Once an experience has touched your life it is difficult to be impartial.
Walking into a care home, given a clean bill of health by the CQC and smelling the stink of urine, somehow undermines your confidence in the care home and the regulator.
Everyone's first reaction; close it. But, that's the kind of knee-jerk thinking that got us into this mess.
What happens to the 25 luckless souls whose lives are in the picture frames on the walls and the boxes in the wardrobes. It might be a stinking dump, but it is home.
The solution; send in a hit team to clean it, support and retrain the staff, show them what good looks like and then pick-apart the balance sheet, P&L, management accounts and see if the absence of money is at the root of this evil. You can bet the farm it is.
Next question; can you do that in 10,000 care homes?
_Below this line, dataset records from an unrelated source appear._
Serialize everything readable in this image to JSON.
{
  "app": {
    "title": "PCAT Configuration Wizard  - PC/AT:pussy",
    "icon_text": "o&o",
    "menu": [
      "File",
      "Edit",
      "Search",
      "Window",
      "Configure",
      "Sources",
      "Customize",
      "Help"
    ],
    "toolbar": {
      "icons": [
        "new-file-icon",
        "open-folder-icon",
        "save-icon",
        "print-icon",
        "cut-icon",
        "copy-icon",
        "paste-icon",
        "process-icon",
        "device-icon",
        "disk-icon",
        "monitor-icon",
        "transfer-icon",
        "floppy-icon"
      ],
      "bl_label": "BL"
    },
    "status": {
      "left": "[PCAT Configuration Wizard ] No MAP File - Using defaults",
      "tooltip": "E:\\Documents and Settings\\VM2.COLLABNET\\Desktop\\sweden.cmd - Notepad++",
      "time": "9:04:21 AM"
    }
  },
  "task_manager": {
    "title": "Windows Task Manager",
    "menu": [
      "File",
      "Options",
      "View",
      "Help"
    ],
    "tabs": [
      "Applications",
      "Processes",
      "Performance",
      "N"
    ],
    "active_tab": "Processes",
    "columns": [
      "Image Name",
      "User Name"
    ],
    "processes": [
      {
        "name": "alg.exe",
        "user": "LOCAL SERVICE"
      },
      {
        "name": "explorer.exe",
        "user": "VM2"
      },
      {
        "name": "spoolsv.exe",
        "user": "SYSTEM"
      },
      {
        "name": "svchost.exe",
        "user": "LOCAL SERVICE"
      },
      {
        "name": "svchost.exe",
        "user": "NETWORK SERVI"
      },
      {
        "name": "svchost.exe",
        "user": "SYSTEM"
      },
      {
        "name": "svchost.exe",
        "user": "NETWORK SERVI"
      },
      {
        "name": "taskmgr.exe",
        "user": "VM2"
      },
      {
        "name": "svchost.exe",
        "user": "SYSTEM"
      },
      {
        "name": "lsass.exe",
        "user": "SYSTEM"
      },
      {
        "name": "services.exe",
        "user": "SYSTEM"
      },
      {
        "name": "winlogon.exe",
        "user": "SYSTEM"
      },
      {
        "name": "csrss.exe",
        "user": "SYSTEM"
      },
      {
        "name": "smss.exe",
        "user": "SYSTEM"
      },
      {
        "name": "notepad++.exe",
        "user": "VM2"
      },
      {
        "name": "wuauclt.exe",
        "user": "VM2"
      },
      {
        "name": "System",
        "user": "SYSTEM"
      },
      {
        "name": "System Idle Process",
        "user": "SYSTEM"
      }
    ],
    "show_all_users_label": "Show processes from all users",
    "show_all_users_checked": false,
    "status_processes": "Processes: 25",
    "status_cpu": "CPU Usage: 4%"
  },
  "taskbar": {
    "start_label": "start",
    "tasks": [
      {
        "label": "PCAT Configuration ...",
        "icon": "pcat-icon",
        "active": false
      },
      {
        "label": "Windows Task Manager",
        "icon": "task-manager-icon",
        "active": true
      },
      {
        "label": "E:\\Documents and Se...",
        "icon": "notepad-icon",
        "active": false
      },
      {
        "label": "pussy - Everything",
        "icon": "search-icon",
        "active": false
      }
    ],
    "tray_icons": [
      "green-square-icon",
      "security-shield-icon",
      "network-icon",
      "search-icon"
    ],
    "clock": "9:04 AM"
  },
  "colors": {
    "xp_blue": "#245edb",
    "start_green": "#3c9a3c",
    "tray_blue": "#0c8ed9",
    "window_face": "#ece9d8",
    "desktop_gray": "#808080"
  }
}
That's probably the size of the task.
The care home sector expanded, rapidly during the 80's. Guaranteed income, low cost consumables, cheap staff.
The boom in provision peaked at around 575,500 places in 1996 but has been declining ever since. It may be more than coincidental that these market shifts can be tracked to general elections, each bringing change and economic consequences.
Local authority provision fell from 60% in 1970 to about 18% in 2004. Private, family-payers are now the biggest part of the market, subsidising the public sector.
The profile of care home residents has changed; nearly three quarters of residents need some form of nursing care that 'residential care homes' are ill equipped to provide. Seventy percent of residents have some form of incontinence, often leading to tissue viability and infection issues. Half will have mobility problems.
Forty percent, or more, will have a form of dementia, (over half of the dementia population live in care homes), 20% have suffered a stroke, one fifth depression and 5% Parkinson's disease. The incidence of dementia is going up by about 30% a year. Alzheimer's prescriptions are up 6-fold in 10 years.
Add to that; heart disease (21%), Arthritis (18%), Fractures (12%), Osteoporosis (9%), Lung or chest disease (8%) and Cancer (7%).
Diabetes alone has increased from 8% in 2003 and 9% in 2006 to 14% in 2009. Today's number? Your guess is as good as mine.
An interesting Bupa census, back in 2011, but probably not wildly inaccurate today, tells us:
"... three quarters of care home care is 'nursing care', although there is a great deal of overlap between 'nursing care' and 'residential care'. The substantial decline in the number of hospital beds for older people and the associated transfer to nursing home care has led to the increased medicalisation of care home care and greater levels of dependency among care home residents."
The NHS struggles with demand. Yes, there are the Saturday drunks and the 'I've twisted my thumb' time-wasters but here's a fact; care home residents experience 40-50% more emergency admissions and A&E attendances than the general population of +75yrs.
I say; care homes should be the last place admissions come from. Why aren't they?
Staff turnover? Maybe; 42% of care staff leave within 12 months of joining and 61% leave within 2 years... might have something to do with it? Training, language, aptitude, pay, hours of work, qualifications. Take your pick of key influencers.
I've bombarded you with numbers. Sorry... but each trend and tendency is a person, a relative, a Mum, a Dad, a Granny a member of someone's family and begs us to ask the question; is the present model of care homes fit for purpose.
Hasn't the time come when a care home without:
- a prescribing nurses on every shift,
- a weekly check-up from a tissue viability nurse,
- and a continence nurse specialist and nutritionist.
- a nursing-and-care trainer, providing on-the-job and on-the-web, compulsory training
- a weekly visit from a GP with geriatric training and a better-than-good understanding of diabetes.
... cannot be licensed.
The distinction between nursing care and residential care is becoming increasingly difficult to make. A medical model is marching down the road.
The paucity of services in the domiciliary setting doesn't bear thinking about.
Blurring the boundary between health and social care creates 'who-pays' issues; social care means-tested, health care not. Tarzan is right to demand a political consensus on funding elderly and social care.
In 2018 the NHS will be 70yrs. We could fix it by then. What better birthday present?